What makes a “tech-savvy” or “tech-friendly” city? It may be a combination of public and private amenities that are available to those people who spend a significant amount of their time online, whether they’re at home or out and about. It could also mean the availability of such services at prices that don’t make it difficult to live the digital lifestyle.
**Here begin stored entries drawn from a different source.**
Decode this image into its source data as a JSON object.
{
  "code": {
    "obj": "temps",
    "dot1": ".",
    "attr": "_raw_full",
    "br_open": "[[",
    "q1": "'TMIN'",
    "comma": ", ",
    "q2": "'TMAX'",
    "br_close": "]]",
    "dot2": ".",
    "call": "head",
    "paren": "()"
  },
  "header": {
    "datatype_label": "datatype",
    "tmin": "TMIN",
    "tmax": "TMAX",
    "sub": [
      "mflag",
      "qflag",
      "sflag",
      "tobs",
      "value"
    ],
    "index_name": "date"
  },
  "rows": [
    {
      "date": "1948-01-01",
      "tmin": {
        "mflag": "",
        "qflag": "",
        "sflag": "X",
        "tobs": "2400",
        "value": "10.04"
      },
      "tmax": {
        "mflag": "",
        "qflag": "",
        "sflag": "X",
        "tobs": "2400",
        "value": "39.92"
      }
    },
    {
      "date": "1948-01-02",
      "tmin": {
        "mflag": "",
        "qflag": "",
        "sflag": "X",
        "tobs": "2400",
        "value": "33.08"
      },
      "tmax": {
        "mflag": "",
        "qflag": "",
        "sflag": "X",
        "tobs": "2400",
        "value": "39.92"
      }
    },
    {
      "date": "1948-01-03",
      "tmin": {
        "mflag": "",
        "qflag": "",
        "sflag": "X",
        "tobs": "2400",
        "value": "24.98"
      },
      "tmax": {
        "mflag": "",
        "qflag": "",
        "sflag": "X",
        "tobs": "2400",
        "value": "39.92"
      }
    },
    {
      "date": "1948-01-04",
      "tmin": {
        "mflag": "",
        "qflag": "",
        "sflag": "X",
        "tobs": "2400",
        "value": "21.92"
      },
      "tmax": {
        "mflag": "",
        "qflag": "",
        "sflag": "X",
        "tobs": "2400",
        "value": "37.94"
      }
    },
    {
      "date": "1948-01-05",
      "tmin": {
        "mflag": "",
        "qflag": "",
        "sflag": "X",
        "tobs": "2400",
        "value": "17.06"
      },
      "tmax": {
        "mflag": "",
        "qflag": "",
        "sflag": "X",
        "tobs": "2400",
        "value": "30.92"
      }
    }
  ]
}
A tech-savvy city might be one where a significant part of the local economy is driven by information technology or by the production of the machines that allow people to create or access information.

TechHive developed a set of ten measurements to reveal the extent to which the country’s largest cities possess those tech-friendly traits, or, put a different way, to show which cities are the most and least hospitable places to live for the tech-inclined.

Specifically, we looked at the number of IT jobs, the computer sciences graduate programs in the area, the availability of public Wi-Fi, the speed of 3G and 4G cellular services, the number of LTE wireless services to choose from, the speed and cost of home broadband service, the number of tweets that originate from each city, and the availability of city-government apps. (More about each of these measurements below.)

The most tech-friendly cities

After we had gathered and crunched all the numbers, San Jose/Silicon Valley, Atlanta, and Boston emerged as the most tech-friendly and tech-savvy cities in the land. The winner, San Jose/Silicon Valley, is not so surprising, since that Northern California area has long been considered ground zero for the computer industry. As such, personal technology is a deeply ingrained part of the local culture.

San Jose and the surrounding cities of Cupertino, Mountain View, Palo Alto, Santa Clara, and Sunnyvale have by far the largest proportion of computer pros of any place in the country. More than 52,000 IT jobs—or about 3.7 of them for every 100 residents—are based in the area. That number put San Jose/Silicon Valley well ahead of the city with the second-highest IT jobs per capita, Seattle, which has about 2.5 IT jobs for every 100 residents.